Even more valuable from a law enforcement standpoint was that Lepard’s team was able to make the technology work from inside of a patrol car. “We started working with the city’s IT Director who had already put WiFi in all the policemen’s patrol cars,” says Lepard. “So we set it up where they could access the internet, which accessed the cloud server we had, and from the cloud server we would send a signal back to a transmitter that had a 35-mile range. That transmitter would reach out and talk to each one of the lights individually, in groups, or the whole city—and it can happen in four seconds.”
This is an incredibly valuable safety tool for the police officers since they can bring the lights up to full power before they get out of their cars at night. “At the end of the day, we listened to our customer and kept adapting,” says Lepard. “We developed a utility certified meter, put it into the light, and then we gave the switch to the customer. In addition to the security measures, the city is conserving energy.”
Being able to measure energy savings was actually Lepard’s initial goal.
“We set out to look for a wireless AMI, an automatic meter infrastructure company, that had something we could adapt and put into the light,” he says. “We found Census, a company in Raleigh, North Carolina, and approached them with the idea of taking the power meters they were selling with wireless monitoring and putting them into the streetlights.”
“We spent 24 months working with their engineers, designing the software and hardware and when we were done we had a light that could actually measure power consumption and report that consumption back to a two-way communication system called a point-to-multi-point,” says Lepard. “One transmitter can speak to 35,000 lights if they’re in close enough proximity.”
“This also gave us a way to monitor the lights and once you can communicate with the light and get data from it we could get an immediate notification if the light stopped working,” adds Lepard. “Then we thought, what if we put a switch in the light and we could turn the light off when it didn’t need to be on and save additional energy and also be able to dim it down and back up?”
“Along the way, a tornado went through Chattanooga and people said they couldn’t hear the warming system. So we added a feature to the design of the lights that allows them to flash either fast or slow and have two different types of alerts.”
Later, the city IT department asked about adding air quality sensors, so Lepard’s group went back and redesigned the light making it a little bit bigger and putting a “power over ethernet” inside of it. “Basically you can use the power that’s going to the light to power this POE and it can power other devices that are attached to the light,” says Lepard.”
He adds, “We can also tap into the city’s fiberoptics and bring it to the light which opens up a lot of possibilities.

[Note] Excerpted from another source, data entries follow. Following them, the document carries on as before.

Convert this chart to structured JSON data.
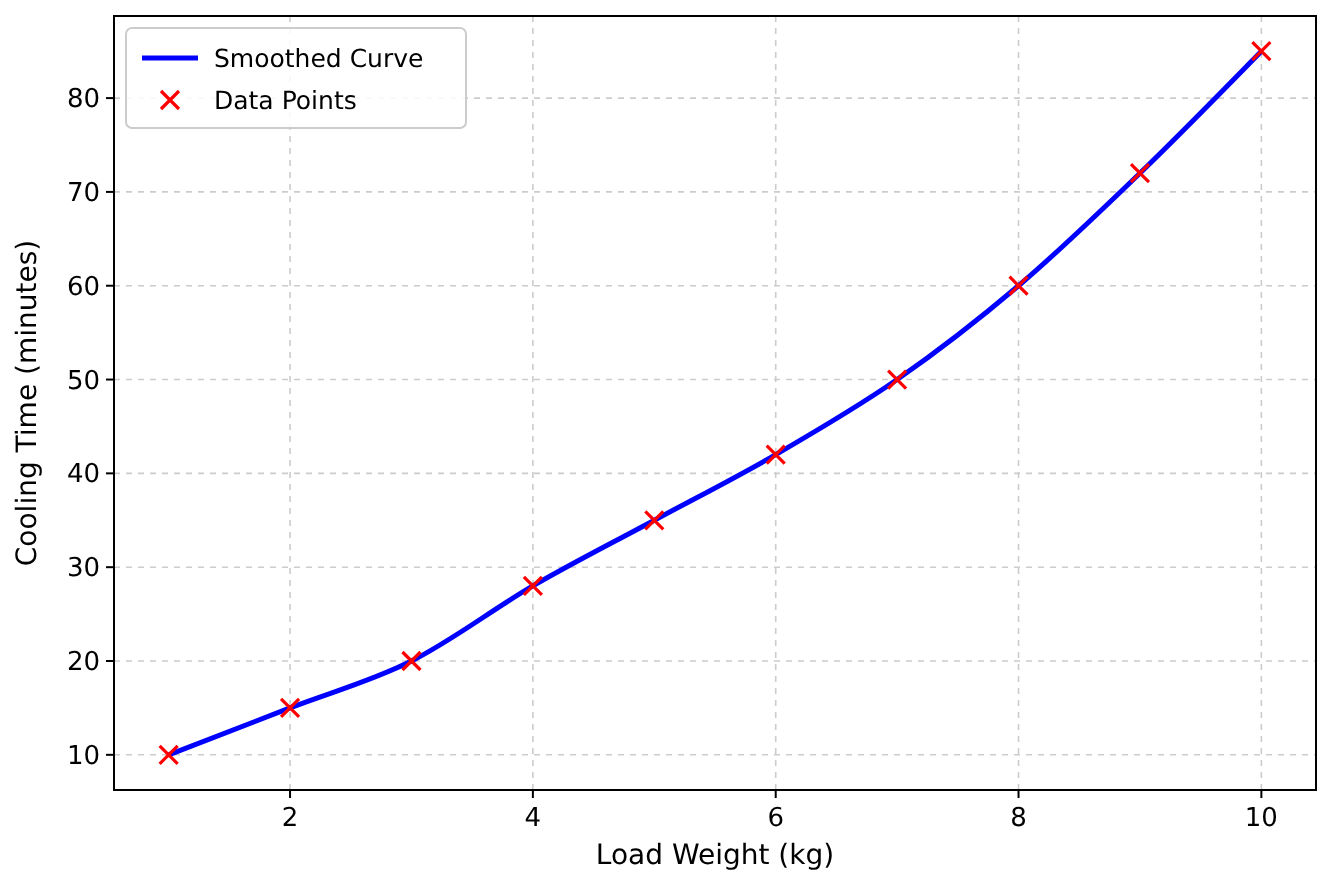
{
  "chart_data": {
    "type": "line",
    "xlabel": "Load Weight (kg)",
    "ylabel": "Cooling Time (minutes)",
    "xlim": [
      0.55,
      10.45
    ],
    "xticks": [
      2,
      4,
      6,
      8,
      10
    ],
    "ylim": [
      6.25,
      88.75
    ],
    "yticks": [
      10,
      20,
      30,
      40,
      50,
      60,
      70,
      80
    ],
    "grid": true,
    "legend": "top left",
    "series": [
      {
        "name": "Smoothed Curve",
        "color": "#0000ff",
        "line_style": "solid",
        "marker": "none",
        "x": [
          1,
          2,
          3,
          4,
          5,
          6,
          7,
          8,
          9,
          10
        ],
        "values": [
          10,
          15,
          20,
          28,
          35,
          42,
          50,
          60,
          72,
          85
        ]
      },
      {
        "name": "Data Points",
        "type": "scatter",
        "color": "#ff0000",
        "marker": "cross",
        "x": [
          1,
          2,
          3,
          4,
          5,
          6,
          7,
          8,
          9,
          10
        ],
        "values": [
          10,
          15,
          20,
          28,
          35,
          42,
          50,
          60,
          72,
          85
        ]
      }
    ]
  }
}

Now you can take the WiFi and, for example, put a high-definition video camera up there.”
In addition to the 27,000 lights that are being installed in Chattanooga, Lepard is working with the city of Tuscaloosa, Alabama, to place lights on the University of Alabama campus where the flash alert will notify students of a campus lockdown. He also has requests for transmitters from 26 cities, which is about 500,000 lights.
Sounds like the future looks bright, energy efficient—and a little bit safer.